Al Jazeera’s Alan Fisher scores the candidates after the second debate of the 2016 Republican White House race.
The decision by Wisconsin Governor Scott Walker to leave the Republican presidential race is a prime example of how the debates can’t win you the nomination but they can lose it for you.
It was only a few months ago that the deeply conservative Walker was leading the polls. This clean-cut, Harley-riding, family man attracted big money supporters. Among them the Koch Brothers, seen as power brokers in the Republican party with their enormous wealth and influence. In fact, in April, David Koch told Republican donors: “We will support whoever the candidate is, but it should be Scott Walker.”
Walker came to national attention by winning elections in Wisconsin three times in four years. He pushed his state to strip union bargaining rights from public workers. He faced a recall election over that and his Democratic and union rivals poured in money and supporters to unseat him. He still won. And that allowed himself to claim, in a state that hasn’t voted Republican since 1984, he was a fighter who could take a conservative agenda and make it palatable to the rest of the country.
He won backing from religious conservatives, the Tea Party and even more traditional Republicans who saw the 47-year-old as electable. And with an impressive performance in front of conservatives in Iowa in January, he was quickly installed as the man most likely to succeed.
He concentrated his efforts in Iowa.
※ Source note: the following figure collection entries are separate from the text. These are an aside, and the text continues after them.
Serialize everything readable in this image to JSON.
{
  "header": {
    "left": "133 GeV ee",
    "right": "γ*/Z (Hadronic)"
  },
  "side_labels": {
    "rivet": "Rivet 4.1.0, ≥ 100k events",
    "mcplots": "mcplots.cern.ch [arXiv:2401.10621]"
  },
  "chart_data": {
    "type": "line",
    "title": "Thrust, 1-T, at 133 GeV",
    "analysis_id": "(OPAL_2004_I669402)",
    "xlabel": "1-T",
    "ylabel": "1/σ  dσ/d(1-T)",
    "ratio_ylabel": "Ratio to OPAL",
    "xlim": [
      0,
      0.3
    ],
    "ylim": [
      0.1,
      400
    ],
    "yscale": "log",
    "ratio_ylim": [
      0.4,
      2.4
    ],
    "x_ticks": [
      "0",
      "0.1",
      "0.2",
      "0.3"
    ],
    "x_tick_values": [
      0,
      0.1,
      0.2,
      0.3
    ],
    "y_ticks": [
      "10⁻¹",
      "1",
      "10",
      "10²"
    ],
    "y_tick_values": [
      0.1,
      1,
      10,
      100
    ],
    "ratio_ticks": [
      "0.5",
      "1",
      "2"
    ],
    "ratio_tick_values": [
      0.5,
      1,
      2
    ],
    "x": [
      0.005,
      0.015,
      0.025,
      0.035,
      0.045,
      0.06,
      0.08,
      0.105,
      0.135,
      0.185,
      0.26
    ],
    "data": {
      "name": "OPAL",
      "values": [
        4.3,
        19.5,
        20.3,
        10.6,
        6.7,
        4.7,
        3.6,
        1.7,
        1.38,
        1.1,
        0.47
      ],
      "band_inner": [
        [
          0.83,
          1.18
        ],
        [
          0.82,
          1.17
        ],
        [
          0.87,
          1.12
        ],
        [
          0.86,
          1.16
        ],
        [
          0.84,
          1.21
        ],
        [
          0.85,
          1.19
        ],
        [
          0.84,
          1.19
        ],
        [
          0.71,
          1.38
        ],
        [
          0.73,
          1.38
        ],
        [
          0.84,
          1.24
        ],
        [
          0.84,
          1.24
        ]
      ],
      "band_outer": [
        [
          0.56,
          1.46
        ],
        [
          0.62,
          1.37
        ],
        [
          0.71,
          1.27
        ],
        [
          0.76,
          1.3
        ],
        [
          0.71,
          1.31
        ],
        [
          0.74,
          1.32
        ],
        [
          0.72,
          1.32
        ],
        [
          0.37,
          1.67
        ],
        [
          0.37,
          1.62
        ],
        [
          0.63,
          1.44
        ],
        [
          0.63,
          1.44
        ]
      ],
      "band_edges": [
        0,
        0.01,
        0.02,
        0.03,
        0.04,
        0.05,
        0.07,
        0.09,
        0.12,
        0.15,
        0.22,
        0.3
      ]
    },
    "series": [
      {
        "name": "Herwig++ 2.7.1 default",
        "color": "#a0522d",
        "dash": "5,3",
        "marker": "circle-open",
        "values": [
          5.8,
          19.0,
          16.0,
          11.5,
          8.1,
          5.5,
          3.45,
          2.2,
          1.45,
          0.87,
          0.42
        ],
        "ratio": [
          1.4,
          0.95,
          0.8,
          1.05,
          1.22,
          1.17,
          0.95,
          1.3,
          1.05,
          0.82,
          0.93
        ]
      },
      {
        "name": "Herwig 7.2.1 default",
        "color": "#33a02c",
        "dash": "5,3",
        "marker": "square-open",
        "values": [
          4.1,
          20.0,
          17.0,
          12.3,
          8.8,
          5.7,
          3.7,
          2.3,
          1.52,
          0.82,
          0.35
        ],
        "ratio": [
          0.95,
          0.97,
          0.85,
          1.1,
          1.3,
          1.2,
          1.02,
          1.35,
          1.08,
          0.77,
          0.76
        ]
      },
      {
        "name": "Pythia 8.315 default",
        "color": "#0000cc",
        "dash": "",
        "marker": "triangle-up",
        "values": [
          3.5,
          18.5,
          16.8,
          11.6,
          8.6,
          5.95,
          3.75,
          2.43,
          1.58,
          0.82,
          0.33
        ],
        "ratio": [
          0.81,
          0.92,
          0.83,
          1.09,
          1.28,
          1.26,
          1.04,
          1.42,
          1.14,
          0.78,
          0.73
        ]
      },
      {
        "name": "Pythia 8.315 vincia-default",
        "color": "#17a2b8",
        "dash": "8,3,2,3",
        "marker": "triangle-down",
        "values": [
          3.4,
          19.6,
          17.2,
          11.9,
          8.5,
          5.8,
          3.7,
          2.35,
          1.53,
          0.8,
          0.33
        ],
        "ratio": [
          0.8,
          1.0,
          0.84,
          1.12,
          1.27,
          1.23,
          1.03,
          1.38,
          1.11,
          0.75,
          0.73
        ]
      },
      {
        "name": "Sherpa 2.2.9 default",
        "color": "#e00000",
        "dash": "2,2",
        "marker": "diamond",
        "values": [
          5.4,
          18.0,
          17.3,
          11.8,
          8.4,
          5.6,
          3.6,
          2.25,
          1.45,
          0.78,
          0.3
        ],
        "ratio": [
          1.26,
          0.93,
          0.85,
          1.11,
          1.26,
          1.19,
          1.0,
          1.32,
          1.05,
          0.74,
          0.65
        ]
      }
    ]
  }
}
The plan was to record an impressive victory there in the first nominating contest next February and take that momentum to the other early states.
But as likable and personable as he was on the campaign trail, he made a number of unforced errors. And his team struggled to deal with the summer whirlwind of the Trump campaign.
He railed against career politicians. Then it was pointed out he had spent 22 years in elected office. He talked about building a wall between the US and Canada – and days later laughed off the idea as ridiculous. And on the issue of babies being born in the US being automatically given citizenship, he took days to clarify his position. And then he approved spending $250m of taxpayer money to keep the Milwaukee Bucks basketball team in the state. And that left people asking if he really was “severely conservative”.
His performance in the first Republican debate was unimpressive. He got little time to talk – and when he did he did nothing with it.
He refused to attack Donald Trump initially – hoping his support would fall away and his supporters would fall into line behind him.
But the Trump bubble didn’t burst.
And the polls were producing nothing but bad news. From being at the top, he kept falling and falling. His support dropped to just five percent.
The second debate gave him the opportunity to reinvigorate himself, his campaign and his supporters. But he had a bad night. He took an early swing at Trump but he ended with less screen time than anyone else. No one was talking about Walker in anything but negative terms. It was hard to convince anyone his campaign was in a death spiral.
On the morning after the debate, he huddled with his financial backers and his campaign team. He cancelled a number of events elsewhere in the country, setting his sights again on Iowa. But when the latest polls emerged on Sunday – he was recording an asterisk. That meant his support was so small, it couldn’t be measured.
And so he stepped out of the race, urging others who are polling poorly to do the same, to clear the field so that people can challenge Trump.
Walker once claimed he was “aggressively normal”. Running for president takes a lot out of a person and family and creates exceptional circumstances.
He can return to being normal once more.